Plus le soir arrivait, plus mon appréhension grandissait. J'allais me retrouver seule avec William entre les draps neufs de notre lit royal confectionné par le meilleur charpentier du royaume en un temps imbattable. William avait fait toutes ces démarches, il voulait que tout soit parfait, il voulait mon bonheur, et se hâtait de me le démontrer chaque jour.

Alors que chacun se restaurait et buvait sans compter, je fus entrainée loin d'eux par mon époux qui exigea que les festivités continuent.

-Où allons-nous William ?

-Nous rejoignons nos appartements.

Mon cœur bondit, s'emballa puis se rétracta. La sensation fut douloureuse. Dans l'escalier menant aux étages royaux, il fixait les marches, je le connaissais suffisamment pour comprendre qu'il était aussi anxieux que moi. Les gardes en arrière se faisaient discrets mais nous incommodaient réellement. Devant la porte, il hésita, me jeta un coup d'œil mais je fus trop lâche pour l'intercepter. Il poussa alors la lourde porte ouvragée. Je découvris pour la première fois notre sanctuaire. Une pièce orangée, aux rideaux fluides d'un brun doux et aux sols dans le même ton. Les meubles étaient blancs, un blanc étrange mais agréable. Je fis le tour, laissant glisser mes doigts sur le travail parfait réalisé par le charpentier et ses œuvriers.

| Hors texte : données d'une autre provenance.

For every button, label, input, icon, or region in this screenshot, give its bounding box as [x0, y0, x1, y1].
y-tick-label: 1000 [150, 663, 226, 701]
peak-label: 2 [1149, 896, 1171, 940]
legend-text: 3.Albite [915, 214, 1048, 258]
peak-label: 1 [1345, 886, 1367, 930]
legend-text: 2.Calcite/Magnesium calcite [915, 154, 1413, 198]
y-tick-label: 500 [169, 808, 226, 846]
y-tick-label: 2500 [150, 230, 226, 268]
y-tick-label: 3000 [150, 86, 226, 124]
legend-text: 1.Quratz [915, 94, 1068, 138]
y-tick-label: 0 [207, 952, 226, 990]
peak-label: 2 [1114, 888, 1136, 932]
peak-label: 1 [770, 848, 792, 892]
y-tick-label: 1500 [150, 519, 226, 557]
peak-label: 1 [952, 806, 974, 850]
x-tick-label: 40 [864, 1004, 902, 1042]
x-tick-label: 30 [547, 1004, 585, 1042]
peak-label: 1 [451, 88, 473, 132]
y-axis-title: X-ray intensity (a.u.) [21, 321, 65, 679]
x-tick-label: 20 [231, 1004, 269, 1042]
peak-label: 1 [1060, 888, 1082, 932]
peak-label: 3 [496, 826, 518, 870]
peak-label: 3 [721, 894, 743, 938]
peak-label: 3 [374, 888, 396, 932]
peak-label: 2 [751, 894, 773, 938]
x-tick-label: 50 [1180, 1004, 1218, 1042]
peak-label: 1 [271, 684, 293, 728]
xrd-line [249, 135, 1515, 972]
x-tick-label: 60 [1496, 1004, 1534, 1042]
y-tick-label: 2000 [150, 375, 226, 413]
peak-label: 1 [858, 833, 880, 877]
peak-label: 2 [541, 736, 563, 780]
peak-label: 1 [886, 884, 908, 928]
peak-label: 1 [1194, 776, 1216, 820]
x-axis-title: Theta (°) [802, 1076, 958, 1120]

-Qui a décidé de ces couleurs ?

-Moi. Tu n'aimes pas ?

-C'est parfait, affirmai-je en me tournant vers lui, moins tendue.

Il se détendit aussi.

-Par contre c'est Greta qui a orné la pièce.

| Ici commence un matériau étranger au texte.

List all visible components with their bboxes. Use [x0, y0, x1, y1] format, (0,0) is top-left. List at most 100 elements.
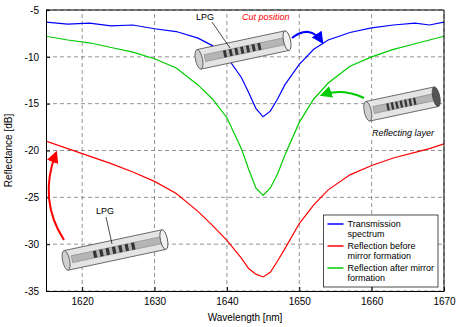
x-tick-label: 1630 — [144, 296, 167, 307]
fiber-illustration — [61, 229, 170, 271]
grating-period — [391, 102, 395, 109]
y-tick: -35 — [25, 286, 50, 297]
legend-box — [323, 215, 438, 287]
fiber-cladding — [366, 87, 439, 121]
legend-label-line: Reflection before — [347, 241, 415, 251]
legend-swatch — [327, 245, 343, 247]
legend-label: Transmissionspectrum — [347, 219, 400, 239]
legend: TransmissionspectrumReflection beforemir… — [323, 215, 438, 287]
x-axis: 1620 1630 1640 1650 1660 1670 — [47, 287, 456, 307]
x-tick: 1620 — [72, 287, 95, 307]
x-tick: 1630 — [144, 287, 167, 307]
grating-period — [252, 44, 256, 51]
y-tick-label: -25 — [25, 192, 40, 203]
grid — [46, 10, 444, 291]
fiber-illustration — [193, 30, 292, 70]
grating-period — [223, 50, 227, 57]
grid-line-x — [444, 10, 445, 291]
x-tick: 1640 — [216, 287, 239, 307]
grid-line-y — [46, 150, 444, 151]
annotation: LPG — [196, 12, 214, 22]
legend-label-line: mirror formation — [347, 251, 411, 261]
fiber-core — [373, 93, 437, 113]
annotation-group: LPG — [195, 12, 215, 22]
plot-area — [46, 22, 444, 277]
chart-container: 162016301640165016601670-35-30-25-20-15-… — [0, 0, 456, 327]
x-tick-label: 1620 — [72, 296, 95, 307]
fiber-illustration — [362, 86, 441, 122]
y-tick: -15 — [25, 98, 50, 109]
y-axis-title: Reflectance [dB] — [3, 114, 14, 188]
y-tick-label: -20 — [25, 145, 40, 156]
annotation-patch — [241, 12, 291, 22]
annotation-group: Reflecting layer — [371, 128, 436, 138]
annotation-group: Cut position — [241, 12, 291, 22]
x-tick-label: 1650 — [289, 296, 312, 307]
x-tick-label: 1640 — [216, 296, 239, 307]
y-tick-mark — [46, 291, 50, 292]
fiber-core — [204, 37, 288, 61]
grating-period — [413, 98, 417, 105]
reflecting-layer — [431, 86, 442, 107]
grating-period — [400, 100, 404, 107]
grid-line-y — [46, 10, 444, 11]
arrow — [292, 32, 322, 42]
x-axis-title: Wavelength [nm] — [208, 312, 283, 323]
legend-label-line: spectrum — [347, 229, 384, 239]
x-tick-label: 1660 — [361, 296, 384, 307]
annotation: Cut position — [242, 12, 290, 22]
y-tick: -25 — [25, 192, 50, 203]
frame-top — [46, 10, 444, 11]
x-tick-mark — [372, 287, 373, 291]
legend-label-line: Reflection after mirror — [347, 263, 434, 273]
legend-swatch — [327, 267, 343, 269]
legend-label: Reflection beforemirror formation — [347, 241, 415, 261]
x-tick: 1660 — [361, 287, 384, 307]
grating-period — [240, 46, 244, 53]
x-tick-mark — [227, 287, 228, 291]
y-tick-label: -5 — [30, 5, 39, 16]
grating-period — [105, 248, 110, 256]
x-tick: 1670 — [433, 287, 456, 307]
y-tick: -30 — [25, 239, 50, 250]
grid-line-y — [46, 291, 444, 292]
legend-label-line: formation — [347, 273, 385, 283]
series-line — [46, 141, 444, 277]
illustrations — [49, 22, 442, 271]
y-axis: -35 -30 -25 -20 -15 -10 -5 — [25, 5, 50, 297]
y-tick-mark — [46, 151, 50, 152]
y-tick-mark — [46, 244, 50, 245]
y-tick: -10 — [25, 52, 50, 63]
grating-period — [257, 43, 261, 50]
grating-period — [386, 103, 390, 110]
plot-background — [46, 10, 444, 291]
pointer — [106, 217, 112, 244]
legend-swatch — [327, 223, 343, 225]
grid-line-y — [46, 197, 444, 198]
y-tick-label: -10 — [25, 52, 40, 63]
x-tick: 1650 — [289, 287, 312, 307]
grating-period — [229, 49, 233, 56]
annotation: Reflecting layer — [372, 128, 435, 138]
frame-right — [444, 10, 445, 291]
annotation-patch — [371, 128, 436, 138]
grating-period — [395, 101, 399, 108]
y-tick-mark — [46, 104, 50, 105]
fiber-end — [61, 250, 72, 271]
annotation-group: LPG — [95, 206, 115, 216]
grating-period — [112, 246, 117, 254]
arrow — [49, 153, 64, 240]
grating-period — [408, 99, 412, 106]
fiber-cladding — [197, 31, 289, 69]
fiber-core — [71, 236, 164, 262]
x-tick-mark — [299, 287, 300, 291]
y-tick-label: -35 — [25, 286, 40, 297]
grating-period — [118, 245, 123, 253]
grating-period — [131, 242, 136, 250]
y-tick-label: -15 — [25, 98, 40, 109]
grating-period — [404, 100, 408, 107]
legend-label: Reflection after mirrorformation — [347, 263, 434, 283]
y-tick-label: -30 — [25, 239, 40, 250]
fiber-end — [362, 101, 373, 122]
y-tick: -20 — [25, 145, 50, 156]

J'appréciai sa franchise, me délecta du bon goût de mon amie car Greta était devenue mon amie la plus proche. Hormis le Chasseur. Je fis un geste pour l'effacer de ma tête. Je ne voulais pas être triste de nouveau. Je remarquai le miroir en pied, devant, je me trouvai inhabituelle ou plutôt je ne me retrouvai pas. J'avais été privée de mon image si longtemps. William apparut dans le reflet, m'entoura de ses bras avec délicatesse. Sa joue se colla à la mienne, nous étions semblables : la peau pâle, les cheveux noirs, les yeux bleus, les lèvres rose foncée. Trop semblables ? Ce que je saisissais dans ses iris n'apparaissait pas dans les miens. J'en fus troublée. Il se troubla à son tour mais pas pour les mêmes raisons. Il recula, retira sa couronne, commença à défaire son costume. Je le regardai faire, à travers la glace, hypnotisée. Il déposait chaque habit et revenait au même endroit.

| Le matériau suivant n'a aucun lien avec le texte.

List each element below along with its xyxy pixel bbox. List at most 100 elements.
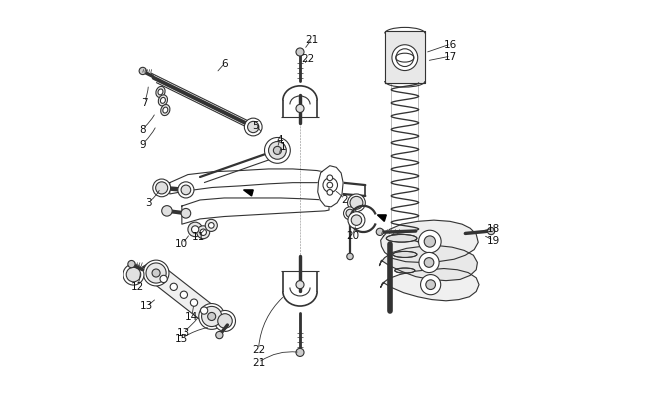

J'eus un choc en découvrant son torse imberbe, j'étais immobile, gênée en fait. Mais à quoi pensais-je donc ? Il était mon ami de toujours et maintenant tout cela devait changer et je ne le voulais pas. Il avançait vers moi pour m'aider voyant que je ne bougeais pas.

-Attends, suppliai-je.

Il eut alors un voile d'inquiétude qu'il ne camoufla pas assez vite.

-Tu ne veux pas ?

-Je suis fatiguée, bafouillai-je, et si nous nous contentions de dormir juste ce soir.

Il hésita, puis me retourna vers lui et se pressa contre moi sans insanité, m'embrassant avec plus d'intensité mais je ne répondis pas. Ce contact ne me parlait pas, ne m'émouvait pas comme je m'y attendais. Il le remarqua, soupira, et se détourna.

-Faisons comme bon te semble, comme d'habitude.

Je n'aimais pas cette pique. Il s'en rendit compte, je le savais mais il ne rajouta rien. Il y eut un vide monstrueux entre nous. Je m'envolai vers la sortie de la chambre pour appeler une des filles toujours en faction (avec les gardes) là où je me trouvais dans l'éventualité que je puisse avoir besoin d'aide.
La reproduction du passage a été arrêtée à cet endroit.